En efecto, podríamos decir que hay dos modalidades de tiempo: el tiempo de la cabeza y el del corazón. El primero es el tiempo psicológico, el tiempo cerebral; el que nos representamos, calculamos y repartimos en horas y días; el que intentamos manejar y programar. Ese tiempo que siempre nos falta y del que nunca tenemos suficiente; el tiempo que o bien pasa demasiado deprisa, o bien demasiado despacio. Pero existe también otro tiempo: ése que experimentamos en ciertos momentos de dicha o de gracia, pero que en el fondo existe siempre; el tiempo en el que deberíamos aprender poco a poco a instalarnos de modo permanente. Este tiempo es el tiempo de Dios, el de los hondos ritmos de la gracia en nuestra vida. No es un tiempo desmenuzado ni repartido en pedazos, sino hecho de una sucesión de instantes que se encadenan unos con otros armoniosa y apaciblemente. Cada uno de esos momentos es un todo en si mismo y conlleva una plenitud que lo colma y hace que no falte nada, que sea suficiente porque está lleno.

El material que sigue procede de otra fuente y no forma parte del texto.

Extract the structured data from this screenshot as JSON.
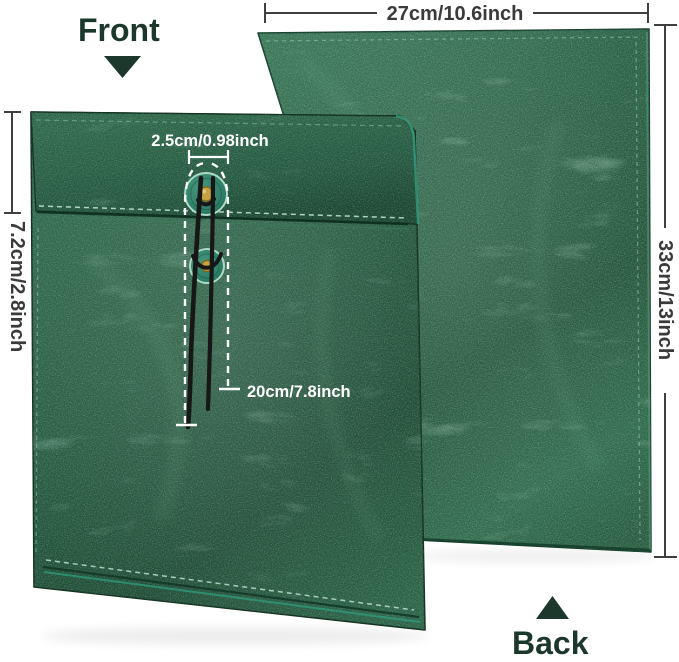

Lleno porque hago lo que he de hacer en comunión con la voluntad divina y siendo dócil al Espíritu Santo. Lleno de nuestra presencia ante Dios o de nuestra presencia ante tal o cual persona con la que nos encontramos, hablamos o coincidimos; lleno de nuestra presencia ante esta o aquella tarea que desempeñamos con calma y poniendo toda nuestra atención y nuestro corazón. Este tiempo es comunión con la eternidad; no lo programamos (de hecho, no podemos vivirlo a menos que procuremos desprendemos de nuestros planes); más bien, lo acogemos.

 

Si nos mantuviéramos siempre en este tiempo, le daríamos menos oportunidades al mal. El demonio se infiltra en los tiempos vacíos o mal vividos por rechazar esto o buscar aquello otro con avidez...

 

Creo que los santos han descubierto este tiempo interior, logrando asumirlo. Para ello es necesaria una inmensa libertad, un total desprendimiento de cualquier plan o voluntad personal. Es preciso estar dispuestos a hacer en el segundo siguiente lo contrario de lo que habíamos previsto; vivir el más completo abandono, sin inquietud y sin temor; no tener otro anhelo que cumplir la voluntad de Dios; estar siempre disponibles a personas y acontecimientos. Es preciso también haber experimentado en la oración lo que es la comunión con la presencia de Dios en nosotros y la escucha interior del Espíritu Santo para seguir sus mociones.

 

Cuando vivimos de acuerdo con este tiempo interior, experimentamos cómo nada está dejado al azar. Aunque caminemos a menudo en la oscuridad y lo desconocido, presentimos y constatamos que nuestra vida transcurre según un ritmo que nos excede y no dominamos, pero en el que nos abandonamos gustosos; que nos lleva más allá de nosotros mismos, pero en el que todos los acontecimientos discurren de acuerdo con una sabiduría infinita.